Helmholtz-Zentrum Deutsches Geoforschungszentrum

Hintergrund zum heutigen Erdbeben in der Nordwest-Türkei

Hintergründe zum Erdbeben der Magnitude Mw6.1 am 23.11.2022 in der Nordwest-Türkei, etwa 200 Kilometer östlich vom Ballungsraum Istanbul.

Heute, am 23.11.2022, ereignete sich in der Nordwest-Türkei um 01:08 UTC ein Erdbeben der Magnitude Mw6.1. Das Epizentrum lag in der Nähe der Stadt Düzce, etwa 210 Kilometer östlich vom Ballungsraum Istanbul mit seinen mehr als 16 Millionen Einwohnern. Das Erdbeben war sowohl in Istanbul als auch in Ankara spürbar (Quelle: BBC online).

Das heutige Erdbeben ist von moderater Stärke und hat in den oberen 10 Kilometern an der Nordanatolischen Verwerfungszone stattgefunden. Entlang dieser Zone bewegt sich die Anatolische Erdplatte westwärts mit etwa 2,5 Zentimetern pro Jahr relativ zur Eurasischen Erdplatte. Durch Reibung in der Erdkruste wird dabei elastische Energie aufgestaut, die sich dann in unregelmäßigen Abständen in Form von Erdbeben entlädt.

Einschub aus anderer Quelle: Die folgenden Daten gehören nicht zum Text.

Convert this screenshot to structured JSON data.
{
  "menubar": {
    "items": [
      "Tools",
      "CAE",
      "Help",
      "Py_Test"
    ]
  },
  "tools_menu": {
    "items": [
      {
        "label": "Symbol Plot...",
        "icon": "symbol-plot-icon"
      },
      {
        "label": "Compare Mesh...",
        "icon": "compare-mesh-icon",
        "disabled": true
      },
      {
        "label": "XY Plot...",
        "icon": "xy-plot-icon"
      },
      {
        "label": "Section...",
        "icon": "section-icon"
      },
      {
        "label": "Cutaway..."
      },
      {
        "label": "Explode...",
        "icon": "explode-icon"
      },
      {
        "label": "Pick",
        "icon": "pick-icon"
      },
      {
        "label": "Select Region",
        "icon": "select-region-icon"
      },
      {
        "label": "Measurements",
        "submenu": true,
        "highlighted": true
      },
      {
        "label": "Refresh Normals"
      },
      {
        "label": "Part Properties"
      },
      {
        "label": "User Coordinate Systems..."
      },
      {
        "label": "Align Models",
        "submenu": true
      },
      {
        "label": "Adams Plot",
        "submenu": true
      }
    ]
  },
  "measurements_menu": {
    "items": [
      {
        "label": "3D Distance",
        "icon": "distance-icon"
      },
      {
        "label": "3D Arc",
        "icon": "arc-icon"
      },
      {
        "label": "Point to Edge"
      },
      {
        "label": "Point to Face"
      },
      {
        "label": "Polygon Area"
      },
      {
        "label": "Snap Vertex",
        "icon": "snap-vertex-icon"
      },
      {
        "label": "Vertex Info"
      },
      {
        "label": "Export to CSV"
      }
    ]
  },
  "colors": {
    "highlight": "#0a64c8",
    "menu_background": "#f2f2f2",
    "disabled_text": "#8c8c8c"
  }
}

Marco Bohnhoff, GFZ-Erdbebenexperte für die Region:

„Der Bereich des heutigen Erdbebens wurde bereits 1999 durch zwei starke Erdbeben mit Magnituden von 7.4 (Izmit/Kocaeli) und 7.1 (Düzce) aktiviert. Von besonderer Bedeutung sind Erdbeben in dieser Region, weil weiter westlich unterhalb des Marmarameeres vor Istanbul eine sogenannte ‚seismische Lücke‘ existiert, entlang derer ein Erdbeben mit einer Magnitude bis zu 7.4 zu erwarten ist. Im Falle eines solchen Erdbebens ist mit zehntausenden Todesopfern und einem Vielfachen an Obdachlosen sowie massiver Beeinträchtigung der Infrastruktur zu rechnen“, sagt Marco Bohnhoff, Leiter der Sektion „Geomechanik und Wissenschaftliches Bohren“ und Erdbebenexperte des Deutschen GeoForschungsZentrums GFZ für diese Region.

Zum Mechanismus des Bebens

Der Mechanismus des heutigen Erdbebens ist eine rechtslaterale Seitenverschiebung und entspricht damit dem bekannten tektonischen Deformationsmuster. Während des Bebens haben sich die beiden Erdplatten horizontal seitwärts verschoben und damit einen Teil der durch die Plattenbewegung aufgestauten Energie freigesetzt. „Bemerkenswert ist dies deswegen, weil dieser Bereich seit 1999 eigentlich als ‚seismisch entlastet‘ angesehen werden kann und der Ladeprozess hin zu einem nächsten starken Erdbeben an dieser Stelle läuft“, so Bohnhoff. Auf die seismische Lücke vor Istanbul hat dieses Erdbeben heute aller Voraussicht nach keinen Einfluss.